China's finance ministry failed to sell all of the three-year debt offered on behalf of local governments at an auction yesterday as a cash crunch curbed demand.
The ministry sold 23.9 billion yuan (Dh13.5 billion) of bonds at a yield of 3.93 per cent on behalf of 11 provinces and municipalities, falling short of its 25 billion yuan target, said a trader at a finance company required to bid at the auction. That's the fourth time it's failed to sell all of the debt offered at a sale this year.
"While the interbank borrowing cost is so high, investors won't spend money on local government debt," said Huang Yanhong, a bond analyst at Bank of Nanjing Co. in Nanjing.
"Demand is also low because the debt's secondary-market trading isn't active. After you buy it, you can only hold it till maturity."
The central government will sell 200 billion yuan of bonds on behalf of local authorities this year. Yesterday's auction was the first involving this type of debt in 2011 and 25.4 billion yuan of five-year notes were sold at a yield of 3.84 per cent.

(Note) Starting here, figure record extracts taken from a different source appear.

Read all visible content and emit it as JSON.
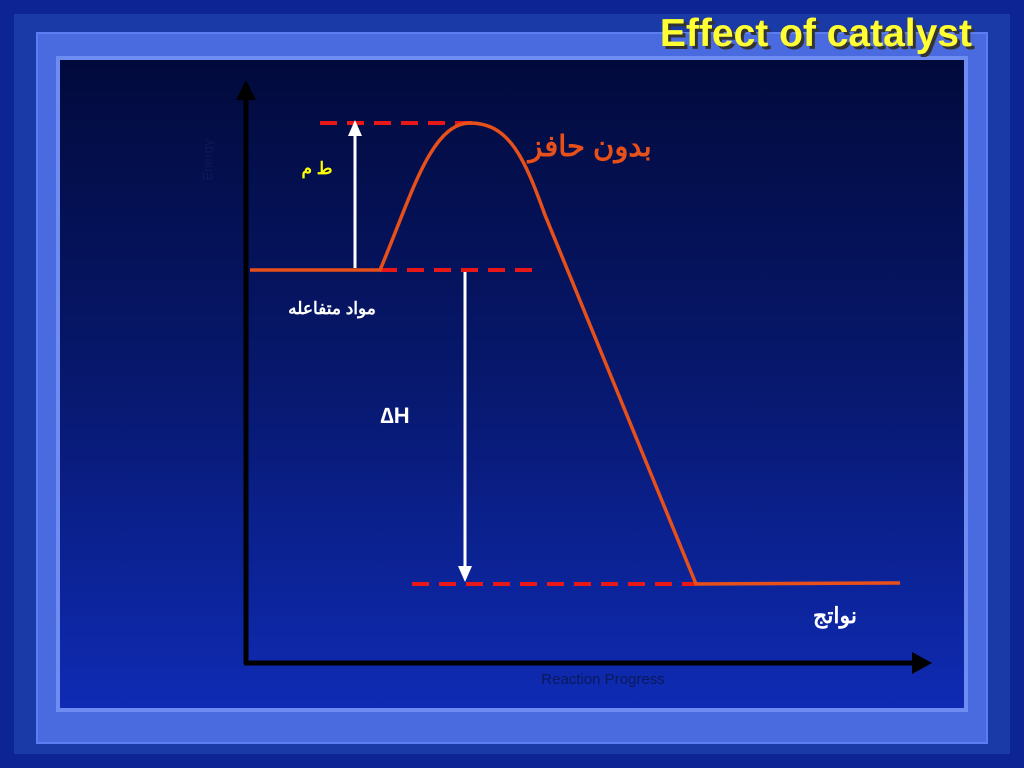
{
  "title": "Effect of catalyst",
  "axes": {
    "y_label": "Energy",
    "x_label": "Reaction Progress"
  },
  "labels": {
    "curve_label": "بدون حافز",
    "activation_energy": "ط م",
    "reactants": "مواد متفاعله",
    "delta_h": "∆H",
    "products": "نواتج"
  },
  "colors": {
    "background": "#0d2494",
    "title": "#ffff33",
    "curve": "#e8501a",
    "dashed_lines": "#e81818",
    "arrows": "#ffffff",
    "axes": "#000000",
    "energy_label": "#ffff00"
  }
}
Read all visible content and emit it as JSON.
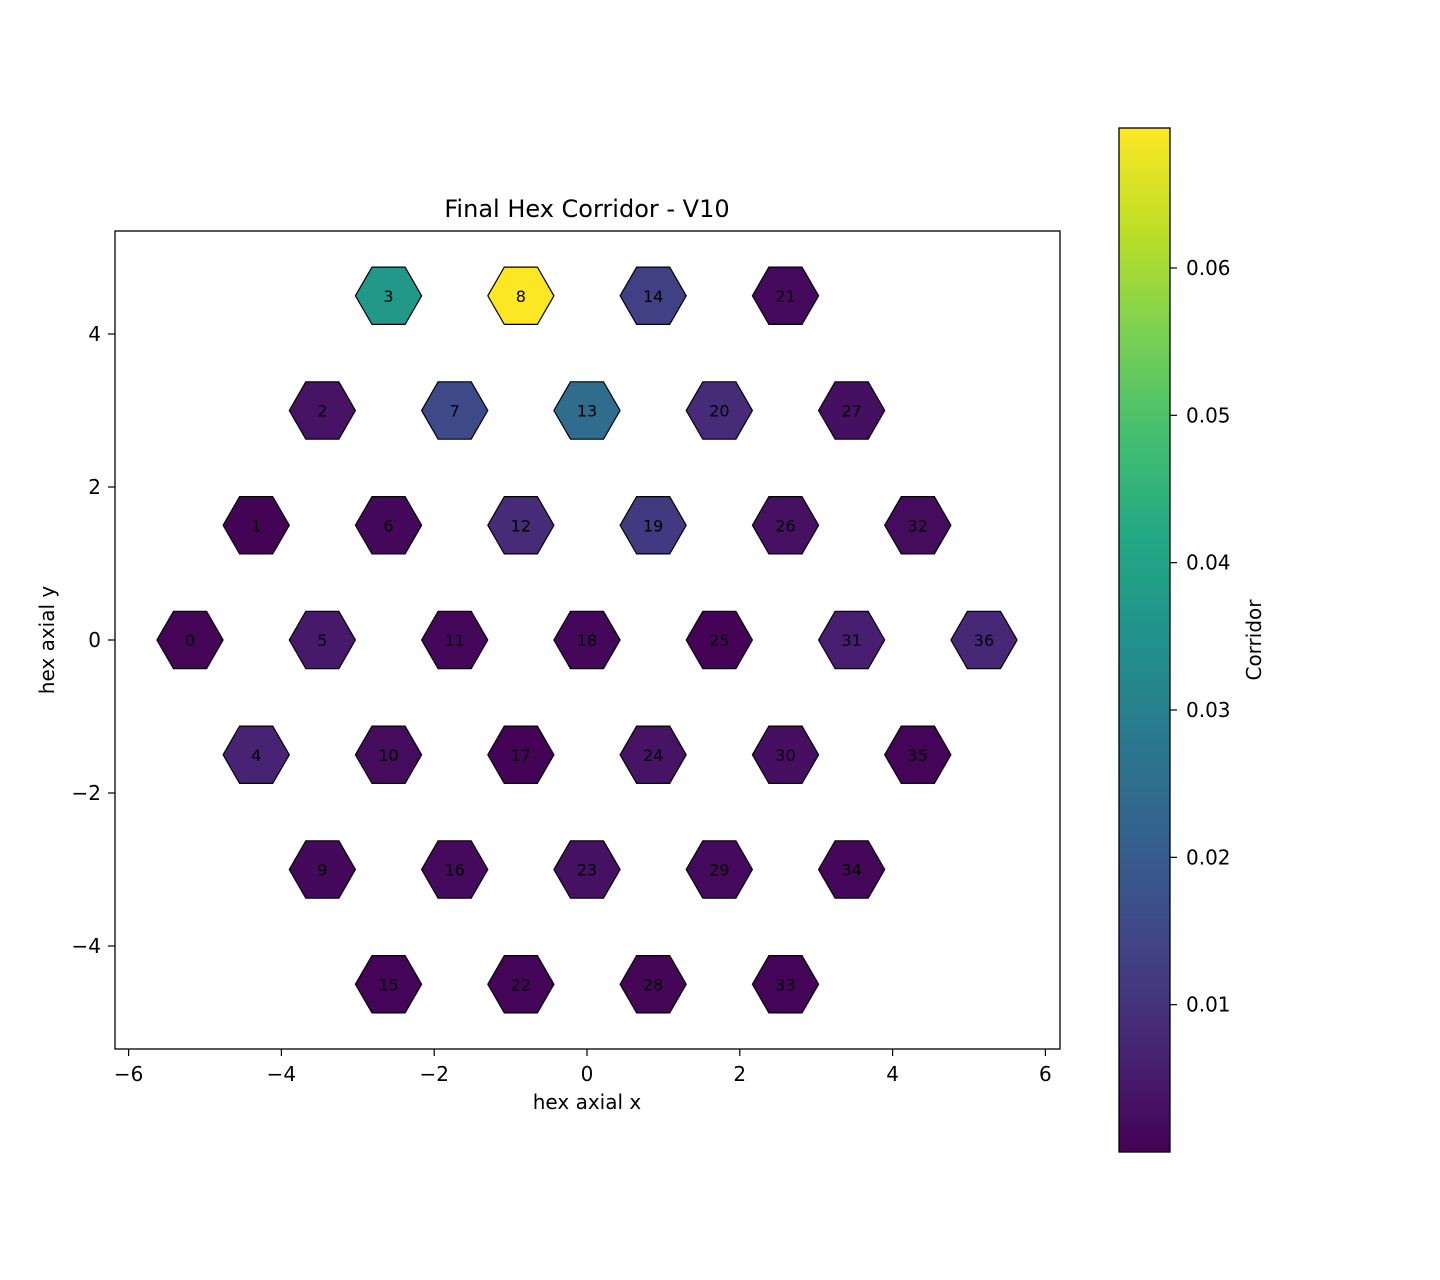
{
  "chart_data": {
    "type": "heatmap",
    "title": "Final Hex Corridor - V10",
    "xlabel": "hex axial x",
    "ylabel": "hex axial y",
    "xlim": [
      -6.1,
      6.1
    ],
    "ylim": [
      -5.35,
      5.35
    ],
    "xticks": [
      -6,
      -4,
      -2,
      0,
      2,
      4,
      6
    ],
    "xtick_labels": [
      "−6",
      "−4",
      "−2",
      "0",
      "2",
      "4",
      "6"
    ],
    "yticks": [
      -4,
      -2,
      0,
      2,
      4
    ],
    "ytick_labels": [
      "−4",
      "−2",
      "0",
      "2",
      "4"
    ],
    "colorbar": {
      "label": "Corridor",
      "colormap": "viridis",
      "min": 0.0,
      "max": 0.0695,
      "ticks": [
        0.01,
        0.02,
        0.03,
        0.04,
        0.05,
        0.06
      ],
      "tick_labels": [
        "0.01",
        "0.02",
        "0.03",
        "0.04",
        "0.05",
        "0.06"
      ]
    },
    "hex_radius": 0.433,
    "cells": [
      {
        "id": 0,
        "x": -5.196,
        "y": 0.0,
        "value": 0.0007
      },
      {
        "id": 1,
        "x": -4.33,
        "y": 1.5,
        "value": 0.0005
      },
      {
        "id": 2,
        "x": -3.464,
        "y": 3.0,
        "value": 0.0035
      },
      {
        "id": 3,
        "x": -2.598,
        "y": 4.5,
        "value": 0.037
      },
      {
        "id": 4,
        "x": -4.33,
        "y": -1.5,
        "value": 0.0065
      },
      {
        "id": 5,
        "x": -3.464,
        "y": 0.0,
        "value": 0.0048
      },
      {
        "id": 6,
        "x": -2.598,
        "y": 1.5,
        "value": 0.0015
      },
      {
        "id": 7,
        "x": -1.732,
        "y": 3.0,
        "value": 0.0155
      },
      {
        "id": 8,
        "x": -0.866,
        "y": 4.5,
        "value": 0.0695
      },
      {
        "id": 9,
        "x": -3.464,
        "y": -3.0,
        "value": 0.0015
      },
      {
        "id": 10,
        "x": -2.598,
        "y": -1.5,
        "value": 0.0022
      },
      {
        "id": 11,
        "x": -1.732,
        "y": 0.0,
        "value": 0.0012
      },
      {
        "id": 12,
        "x": -0.866,
        "y": 1.5,
        "value": 0.0085
      },
      {
        "id": 13,
        "x": 0.0,
        "y": 3.0,
        "value": 0.0245
      },
      {
        "id": 14,
        "x": 0.866,
        "y": 4.5,
        "value": 0.013
      },
      {
        "id": 15,
        "x": -2.598,
        "y": -4.5,
        "value": 0.0006
      },
      {
        "id": 16,
        "x": -1.732,
        "y": -3.0,
        "value": 0.0018
      },
      {
        "id": 17,
        "x": -0.866,
        "y": -1.5,
        "value": 0.0004
      },
      {
        "id": 18,
        "x": 0.0,
        "y": 0.0,
        "value": 0.0012
      },
      {
        "id": 19,
        "x": 0.866,
        "y": 1.5,
        "value": 0.0115
      },
      {
        "id": 20,
        "x": 1.732,
        "y": 3.0,
        "value": 0.0085
      },
      {
        "id": 21,
        "x": 2.598,
        "y": 4.5,
        "value": 0.0018
      },
      {
        "id": 22,
        "x": -0.866,
        "y": -4.5,
        "value": 0.0008
      },
      {
        "id": 23,
        "x": 0.0,
        "y": -3.0,
        "value": 0.0032
      },
      {
        "id": 24,
        "x": 0.866,
        "y": -1.5,
        "value": 0.0035
      },
      {
        "id": 25,
        "x": 1.732,
        "y": 0.0,
        "value": 0.0004
      },
      {
        "id": 26,
        "x": 2.598,
        "y": 1.5,
        "value": 0.0032
      },
      {
        "id": 27,
        "x": 3.464,
        "y": 3.0,
        "value": 0.003
      },
      {
        "id": 28,
        "x": 0.866,
        "y": -4.5,
        "value": 0.0009
      },
      {
        "id": 29,
        "x": 1.732,
        "y": -3.0,
        "value": 0.0018
      },
      {
        "id": 30,
        "x": 2.598,
        "y": -1.5,
        "value": 0.0028
      },
      {
        "id": 31,
        "x": 3.464,
        "y": 0.0,
        "value": 0.0058
      },
      {
        "id": 32,
        "x": 4.33,
        "y": 1.5,
        "value": 0.0022
      },
      {
        "id": 33,
        "x": 2.598,
        "y": -4.5,
        "value": 0.0006
      },
      {
        "id": 34,
        "x": 3.464,
        "y": -3.0,
        "value": 0.0012
      },
      {
        "id": 35,
        "x": 4.33,
        "y": -1.5,
        "value": 0.0008
      },
      {
        "id": 36,
        "x": 5.196,
        "y": 0.0,
        "value": 0.0078
      }
    ]
  }
}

The one-year interest-rate swap contract, the fixed cost needed to receive the floating seven-day repurchase rate, declined three basis points to 3.80 per cent, according to data compiled by Bloomberg.
It dropped as much as six basis points to 3.77 per cent, the lowest level since July 4.
The yield on the 3.83 per cent government bond due March 2021 was unchanged at 3.83 per cent, according to the Interbank Funding Center. A basis point is 0.01 per centage point.